Em uma coletiva de imprensa, o governador Tarcísio de Freitas contradisse os dados da Ouvidoria, afirmando que o número de mortos era de apenas oito, enquanto outras 10 pessoas foram presas. Ele defendeu a ação dos policiais que resultou nas mortes e se disse “extremamente satisfeito” após a chacina.

Tarcísio considerou que não houve excesso da força policial na operação e elogiou a atuação dos agentes, classificando-a como uma “grande demonstração de profissionalismo”. Ainda sobre as prisões e confrontos, ele declarou que “não vamos deixar passar impune agressão a policial”, enfatizando a necessidade de a polícia reagir para repelir ameaças. Sobre as denúncias de tortura, o governador disse que “não passam de narrativas”.

“Todas (as ocorrências) serão investigadas. Não podemos permitir que a população seja usada e sucumbir às narrativas. Estamos enfrentando o tráfico de drogas e o crime organizado, e temos que ter consciência da dificuldade disso. Não houve hostilidade ou excesso, houve uma atuação profissional, que resultou em prisões, e vamos continuar com as operações”, disse Tarcísio que preferiu ignorar o ouvidor da polícia.

Na noite desta segunda-feira (31), a Polícia Civil do Guarujá confirmou a morte de outras duas pessoas. 

O coordenador do Instituto ‘Sou da Paz’, Rafael Rocha, criticou a atuação da polícia. “Me parece muito difícil considerar [bem-sucedida] uma operação que em três dias deixa 10 mortos, uma série de denúncias de violações, de tortura, de cadáveres, vítimas da atuação policial que foram removidas do local”.
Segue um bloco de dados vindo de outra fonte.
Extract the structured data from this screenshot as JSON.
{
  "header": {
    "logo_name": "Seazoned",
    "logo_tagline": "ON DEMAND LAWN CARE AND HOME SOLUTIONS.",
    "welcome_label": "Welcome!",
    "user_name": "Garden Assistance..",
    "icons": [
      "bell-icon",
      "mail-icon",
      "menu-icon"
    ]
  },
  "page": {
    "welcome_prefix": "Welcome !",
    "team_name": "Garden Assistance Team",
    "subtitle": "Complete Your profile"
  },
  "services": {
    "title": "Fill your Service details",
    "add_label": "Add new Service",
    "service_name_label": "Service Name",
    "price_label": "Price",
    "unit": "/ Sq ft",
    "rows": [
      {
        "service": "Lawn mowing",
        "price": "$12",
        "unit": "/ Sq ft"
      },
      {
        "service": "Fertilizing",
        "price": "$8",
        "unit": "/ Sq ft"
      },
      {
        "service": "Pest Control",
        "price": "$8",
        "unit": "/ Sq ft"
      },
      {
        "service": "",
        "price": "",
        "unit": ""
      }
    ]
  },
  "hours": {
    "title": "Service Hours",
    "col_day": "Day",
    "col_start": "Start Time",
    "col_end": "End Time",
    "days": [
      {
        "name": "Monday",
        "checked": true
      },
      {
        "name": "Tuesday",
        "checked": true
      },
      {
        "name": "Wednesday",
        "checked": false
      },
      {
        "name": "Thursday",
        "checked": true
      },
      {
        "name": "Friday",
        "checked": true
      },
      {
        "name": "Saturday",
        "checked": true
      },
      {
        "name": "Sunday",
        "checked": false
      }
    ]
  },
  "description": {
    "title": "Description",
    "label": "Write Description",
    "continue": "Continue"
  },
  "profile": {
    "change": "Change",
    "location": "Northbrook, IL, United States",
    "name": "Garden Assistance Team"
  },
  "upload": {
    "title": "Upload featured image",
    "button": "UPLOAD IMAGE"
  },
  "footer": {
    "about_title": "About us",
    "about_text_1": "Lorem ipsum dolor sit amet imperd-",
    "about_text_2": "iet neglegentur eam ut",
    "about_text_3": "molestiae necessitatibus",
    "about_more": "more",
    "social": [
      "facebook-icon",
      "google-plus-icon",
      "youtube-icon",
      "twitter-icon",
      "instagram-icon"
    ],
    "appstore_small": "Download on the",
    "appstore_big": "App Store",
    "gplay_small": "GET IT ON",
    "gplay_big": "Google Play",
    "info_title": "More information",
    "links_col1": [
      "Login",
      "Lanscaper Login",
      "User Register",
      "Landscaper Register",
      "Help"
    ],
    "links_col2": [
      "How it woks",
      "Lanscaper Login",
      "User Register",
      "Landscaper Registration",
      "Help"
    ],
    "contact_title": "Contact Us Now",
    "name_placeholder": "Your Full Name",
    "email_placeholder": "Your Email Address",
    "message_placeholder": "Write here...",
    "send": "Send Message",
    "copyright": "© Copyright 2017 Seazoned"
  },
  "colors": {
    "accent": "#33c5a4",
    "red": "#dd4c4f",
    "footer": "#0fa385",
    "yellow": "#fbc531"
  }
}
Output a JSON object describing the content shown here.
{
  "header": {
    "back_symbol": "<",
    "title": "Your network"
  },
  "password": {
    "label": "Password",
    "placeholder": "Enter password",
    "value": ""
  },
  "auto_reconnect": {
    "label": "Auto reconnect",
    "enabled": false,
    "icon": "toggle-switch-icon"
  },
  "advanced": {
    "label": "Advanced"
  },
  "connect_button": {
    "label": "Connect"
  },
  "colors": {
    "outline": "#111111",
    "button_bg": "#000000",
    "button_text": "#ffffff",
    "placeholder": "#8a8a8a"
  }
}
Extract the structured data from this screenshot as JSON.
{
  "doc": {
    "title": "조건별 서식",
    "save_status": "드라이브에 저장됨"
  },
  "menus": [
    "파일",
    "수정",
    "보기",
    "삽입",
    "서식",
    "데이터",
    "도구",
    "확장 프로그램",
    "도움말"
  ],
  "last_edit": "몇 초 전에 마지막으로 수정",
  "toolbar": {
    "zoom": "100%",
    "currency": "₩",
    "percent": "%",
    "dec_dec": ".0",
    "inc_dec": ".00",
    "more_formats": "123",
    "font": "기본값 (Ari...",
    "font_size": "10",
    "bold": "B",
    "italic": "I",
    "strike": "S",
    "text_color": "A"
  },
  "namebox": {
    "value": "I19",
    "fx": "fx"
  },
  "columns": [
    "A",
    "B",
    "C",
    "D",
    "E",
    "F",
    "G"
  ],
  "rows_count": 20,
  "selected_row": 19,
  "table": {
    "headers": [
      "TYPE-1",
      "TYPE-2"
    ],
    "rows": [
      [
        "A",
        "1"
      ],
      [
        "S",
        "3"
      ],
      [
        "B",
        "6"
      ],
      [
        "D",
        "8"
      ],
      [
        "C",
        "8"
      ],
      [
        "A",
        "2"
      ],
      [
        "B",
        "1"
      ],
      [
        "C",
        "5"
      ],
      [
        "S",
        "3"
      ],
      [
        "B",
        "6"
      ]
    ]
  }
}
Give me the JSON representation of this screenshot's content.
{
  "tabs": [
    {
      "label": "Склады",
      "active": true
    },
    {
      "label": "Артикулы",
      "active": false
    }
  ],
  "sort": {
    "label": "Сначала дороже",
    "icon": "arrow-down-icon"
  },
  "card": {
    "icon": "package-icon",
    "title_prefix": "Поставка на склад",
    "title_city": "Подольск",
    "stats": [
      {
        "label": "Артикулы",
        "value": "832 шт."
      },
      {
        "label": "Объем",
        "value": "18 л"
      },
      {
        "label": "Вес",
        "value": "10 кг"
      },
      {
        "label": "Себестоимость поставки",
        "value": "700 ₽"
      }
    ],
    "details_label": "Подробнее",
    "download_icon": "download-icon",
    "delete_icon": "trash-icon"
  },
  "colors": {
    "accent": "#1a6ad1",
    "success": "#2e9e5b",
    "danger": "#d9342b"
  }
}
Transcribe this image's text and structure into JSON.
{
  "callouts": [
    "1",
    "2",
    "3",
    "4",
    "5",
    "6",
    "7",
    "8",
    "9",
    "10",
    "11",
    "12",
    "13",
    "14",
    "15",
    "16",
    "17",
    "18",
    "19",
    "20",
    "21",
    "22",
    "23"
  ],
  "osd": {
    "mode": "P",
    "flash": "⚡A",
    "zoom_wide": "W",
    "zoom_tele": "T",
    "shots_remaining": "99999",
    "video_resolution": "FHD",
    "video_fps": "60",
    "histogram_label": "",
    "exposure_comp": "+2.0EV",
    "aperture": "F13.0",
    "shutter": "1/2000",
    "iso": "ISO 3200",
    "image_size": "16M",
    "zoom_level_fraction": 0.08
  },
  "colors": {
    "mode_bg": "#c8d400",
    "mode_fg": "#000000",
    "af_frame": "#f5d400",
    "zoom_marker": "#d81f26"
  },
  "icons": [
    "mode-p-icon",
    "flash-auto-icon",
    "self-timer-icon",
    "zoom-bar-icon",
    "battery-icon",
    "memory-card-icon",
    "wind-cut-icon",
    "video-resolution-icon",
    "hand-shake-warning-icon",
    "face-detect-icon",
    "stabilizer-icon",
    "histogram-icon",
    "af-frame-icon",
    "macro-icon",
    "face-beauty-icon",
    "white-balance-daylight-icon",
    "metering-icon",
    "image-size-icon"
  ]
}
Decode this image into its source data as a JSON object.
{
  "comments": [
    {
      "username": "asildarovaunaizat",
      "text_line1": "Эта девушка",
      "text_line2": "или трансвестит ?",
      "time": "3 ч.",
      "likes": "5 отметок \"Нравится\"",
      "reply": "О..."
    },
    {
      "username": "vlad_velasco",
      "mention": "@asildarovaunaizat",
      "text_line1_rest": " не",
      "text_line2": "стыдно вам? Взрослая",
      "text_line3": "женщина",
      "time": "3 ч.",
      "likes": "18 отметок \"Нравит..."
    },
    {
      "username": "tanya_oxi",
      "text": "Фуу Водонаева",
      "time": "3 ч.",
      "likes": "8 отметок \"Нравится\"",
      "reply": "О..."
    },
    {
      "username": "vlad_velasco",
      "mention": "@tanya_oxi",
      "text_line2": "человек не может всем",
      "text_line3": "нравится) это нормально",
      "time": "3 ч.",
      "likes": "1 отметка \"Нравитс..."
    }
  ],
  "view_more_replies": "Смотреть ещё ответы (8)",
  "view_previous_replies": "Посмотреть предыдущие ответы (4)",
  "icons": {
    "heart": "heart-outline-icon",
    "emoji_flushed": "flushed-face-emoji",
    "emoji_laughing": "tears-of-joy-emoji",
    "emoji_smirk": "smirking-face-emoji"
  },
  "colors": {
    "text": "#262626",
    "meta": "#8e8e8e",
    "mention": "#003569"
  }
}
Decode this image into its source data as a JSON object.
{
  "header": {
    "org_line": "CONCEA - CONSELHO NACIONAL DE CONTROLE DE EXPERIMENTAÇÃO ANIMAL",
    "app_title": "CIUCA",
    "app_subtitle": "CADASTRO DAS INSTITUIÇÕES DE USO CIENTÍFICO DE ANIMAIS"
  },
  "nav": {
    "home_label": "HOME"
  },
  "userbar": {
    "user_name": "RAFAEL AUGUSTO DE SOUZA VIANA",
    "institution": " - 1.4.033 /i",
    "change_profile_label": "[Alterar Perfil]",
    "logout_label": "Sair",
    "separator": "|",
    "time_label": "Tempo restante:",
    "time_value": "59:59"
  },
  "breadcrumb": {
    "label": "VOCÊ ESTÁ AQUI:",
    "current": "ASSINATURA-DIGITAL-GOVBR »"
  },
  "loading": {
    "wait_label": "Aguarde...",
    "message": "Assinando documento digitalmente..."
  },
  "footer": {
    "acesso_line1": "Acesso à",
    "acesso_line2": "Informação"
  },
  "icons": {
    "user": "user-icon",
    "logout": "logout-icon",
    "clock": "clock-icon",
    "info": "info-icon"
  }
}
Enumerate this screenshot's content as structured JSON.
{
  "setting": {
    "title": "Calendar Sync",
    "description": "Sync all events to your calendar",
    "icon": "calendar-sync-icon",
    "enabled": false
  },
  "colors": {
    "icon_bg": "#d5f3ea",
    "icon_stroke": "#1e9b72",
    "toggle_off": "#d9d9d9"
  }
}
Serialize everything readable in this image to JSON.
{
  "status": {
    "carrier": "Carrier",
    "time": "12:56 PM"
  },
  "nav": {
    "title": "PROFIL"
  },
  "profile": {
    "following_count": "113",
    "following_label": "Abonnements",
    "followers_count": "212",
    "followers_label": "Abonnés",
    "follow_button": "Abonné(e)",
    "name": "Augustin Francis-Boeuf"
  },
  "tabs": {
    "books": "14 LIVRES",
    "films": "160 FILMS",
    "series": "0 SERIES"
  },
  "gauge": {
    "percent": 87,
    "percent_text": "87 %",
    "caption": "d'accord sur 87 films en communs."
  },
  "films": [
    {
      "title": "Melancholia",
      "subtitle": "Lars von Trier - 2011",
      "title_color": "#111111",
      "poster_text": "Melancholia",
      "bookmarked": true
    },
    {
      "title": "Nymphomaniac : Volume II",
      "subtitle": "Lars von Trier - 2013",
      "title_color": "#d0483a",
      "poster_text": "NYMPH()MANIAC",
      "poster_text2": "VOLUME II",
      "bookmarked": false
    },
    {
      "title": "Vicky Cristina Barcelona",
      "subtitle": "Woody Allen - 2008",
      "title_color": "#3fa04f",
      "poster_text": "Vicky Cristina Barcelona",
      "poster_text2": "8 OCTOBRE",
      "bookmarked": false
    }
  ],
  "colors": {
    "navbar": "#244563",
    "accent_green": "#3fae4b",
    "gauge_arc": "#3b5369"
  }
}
Rocha ainda comparou a ação no Guarujá com as mortes registradas em comunidades do Rio de Janeiro. “A não ser que o sucesso for mensurado por uma revanche. Me parece muito mais um ‘operação vingança’, nos moldes que nos temos cada vez mais no Rio de Janeiro. Quando um policial é morto, depois policiais sobem morros e comunidades e deixam dezenas de mortos. Me parece que o que temos aqui é uma versão paulista desse fenômeno”.

O ministro dos Direitos Humanos e Cidadania (MDHC), Silvio Almeida, disse que acionou a Ouvidoria Nacional dos Direitos Humanos para acompanhar as mortes em decorrência da operação policial que iniciou na sexta-feira (28) em Guarujá.

“Eu pedi hoje de manhã para que o ouvidor nacional dos Direitos Humanos entre em contato com as autoridades para que nós possamos entender o que de fato aconteceu. Ou seja, foi cometido um crime bárbaro contra um trabalhador que precisa ser apurado, mas nós não podemos usar isso como uma forma de agredir e violar os direitos humanos de outras pessoas”, afirmou o ministro.

“O Brasil precisa ser colocado dentro de uma régua. É preciso um limite para as coisas. Então eu acho que o limite para isso é respeito para os direitos humanos: seja para os agentes da segurança pública, seja da população dos territórios onde a polícia atua”, completou.